Diaper compound may expand power of microscopes
23-Jan-2015
http://www.eurekalert.org/pub_releases/2015-01/nion-dcm012315.php
ポリアクリル酸ナトリウムのメッシュを使って細胞を構造そのままに物理的に約4.5倍拡大することで内部構造をよく見えるようにする技術。拡大顕微鏡観察expansion microscopyと命名
Chen et al. "Expansion Microscopy" Science, January 15, 2015. DOI: 10.1126/science.1260088

  • イタリアの裁判所が実験用のイヌのブリーダーに有罪判決を下す

Natureニュース
Italian court convicts lab-dog breeders
Alison Abbott 23 January 2015
http://www.nature.com/news/italian-court-convicts-lab-dog-breeders-1.16784
科学研究目的で飼育されている動物を残酷に扱ったとして3人に有罪
写真は裁判所の建物の外で喜ぶアニマルライツ活動家たち
イタリア北部のBresciaの刑事裁判所がビーグル犬を飼育していた企業の従業員3人に禁固刑を言い渡した。他の被告は無罪とされた。
米国の動物会社Marshall BioresourcesのBrescia近傍にあるGreen Hill施設の施設長に1年、その施設の獣医師とMarshall社の欧州の管理者に1年半。判決は23日に発表されたが理由は2ヶ月以内に発表される。

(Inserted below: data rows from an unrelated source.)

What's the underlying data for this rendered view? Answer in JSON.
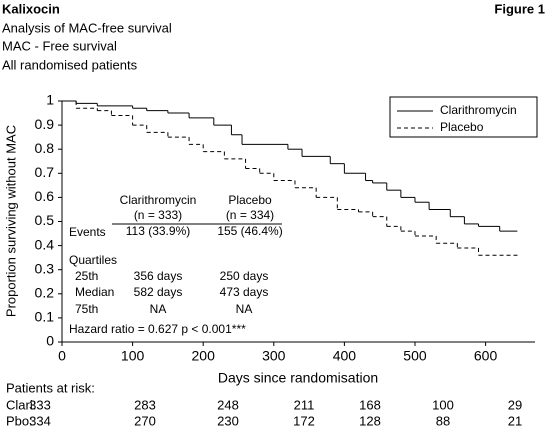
{
  "chart_data": {
    "type": "step",
    "title": "Kalixocin",
    "figure_label": "Figure 1",
    "subtitles": [
      "Analysis of MAC-free survival",
      "MAC - Free survival",
      "All randomised patients"
    ],
    "xlabel": "Days since randomisation",
    "ylabel": "Proportion surviving without MAC",
    "xlim": [
      0,
      670
    ],
    "ylim": [
      0,
      1
    ],
    "xticks": [
      0,
      100,
      200,
      300,
      400,
      500,
      600
    ],
    "yticks": [
      0,
      0.1,
      0.2,
      0.3,
      0.4,
      0.5,
      0.6,
      0.7,
      0.8,
      0.9,
      1
    ],
    "legend_position": "upper right",
    "series": [
      {
        "name": "Clarithromycin",
        "color": "#000000",
        "dash": "solid",
        "x": [
          0,
          20,
          50,
          100,
          120,
          150,
          180,
          215,
          240,
          255,
          320,
          340,
          380,
          400,
          430,
          440,
          460,
          480,
          500,
          520,
          550,
          570,
          590,
          620,
          645
        ],
        "values": [
          1,
          0.99,
          0.98,
          0.97,
          0.96,
          0.95,
          0.93,
          0.9,
          0.86,
          0.82,
          0.8,
          0.77,
          0.74,
          0.7,
          0.67,
          0.66,
          0.63,
          0.6,
          0.58,
          0.55,
          0.52,
          0.49,
          0.48,
          0.46,
          0.46
        ]
      },
      {
        "name": "Placebo",
        "color": "#000000",
        "dash": "dashed",
        "x": [
          0,
          20,
          50,
          70,
          100,
          120,
          150,
          180,
          200,
          230,
          260,
          280,
          300,
          330,
          360,
          390,
          420,
          440,
          460,
          480,
          500,
          530,
          560,
          590,
          645
        ],
        "values": [
          1,
          0.97,
          0.96,
          0.94,
          0.9,
          0.87,
          0.85,
          0.82,
          0.79,
          0.76,
          0.72,
          0.7,
          0.67,
          0.64,
          0.6,
          0.55,
          0.54,
          0.52,
          0.48,
          0.46,
          0.44,
          0.41,
          0.39,
          0.36,
          0.36
        ]
      }
    ],
    "annotations": {
      "col1": [
        "Clarithromycin",
        "(n = 333)"
      ],
      "col2": [
        "Placebo",
        "(n = 334)"
      ],
      "events": [
        "Events",
        "113 (33.9%)",
        "155 (46.4%)"
      ],
      "quartiles": "Quartiles",
      "q25": [
        "25th",
        "356 days",
        "250 days"
      ],
      "median": [
        "Median",
        "582 days",
        "473 days"
      ],
      "q75": [
        "75th",
        "NA",
        "NA"
      ],
      "hazard": "Hazard ratio = 0.627 p < 0.001***"
    },
    "risk_table": {
      "title": "Patients at risk:",
      "rows": [
        {
          "label": "Clari:",
          "values": [
            333,
            283,
            248,
            211,
            168,
            100,
            29
          ]
        },
        {
          "label": "Pbo:",
          "values": [
            334,
            270,
            230,
            172,
            128,
            88,
            21
          ]
        }
      ]
    }
  }
}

イタリアの活動家団体は勝利宣言をしているが刑が軽すぎると主張。一方動物実験に賛成の立場の人たちからは驚きと懸念が表明されている。
イヌは新規医薬品の試験などに使用されていて欧州全体で使用される動物の0.25%である。
Green Hillの動物飼育施設は2012年に動物の取り扱いが良くないと主張されて以降暫定的に閉鎖され、地元の裁判所は直ちに活動家団体に動物たちを里親に引き取らせることを許可し、調査が始まっていた。2013年5月にBrescia裁判所は全て無罪としたが一週間後に検察官は同じ裁判を個人相手におこした。
有罪とされた3人は控訴できる。判決が確定しても通常イタリアの裁判では3年以内の判決は罰金や保護観察になるので刑に服すことはないだろう。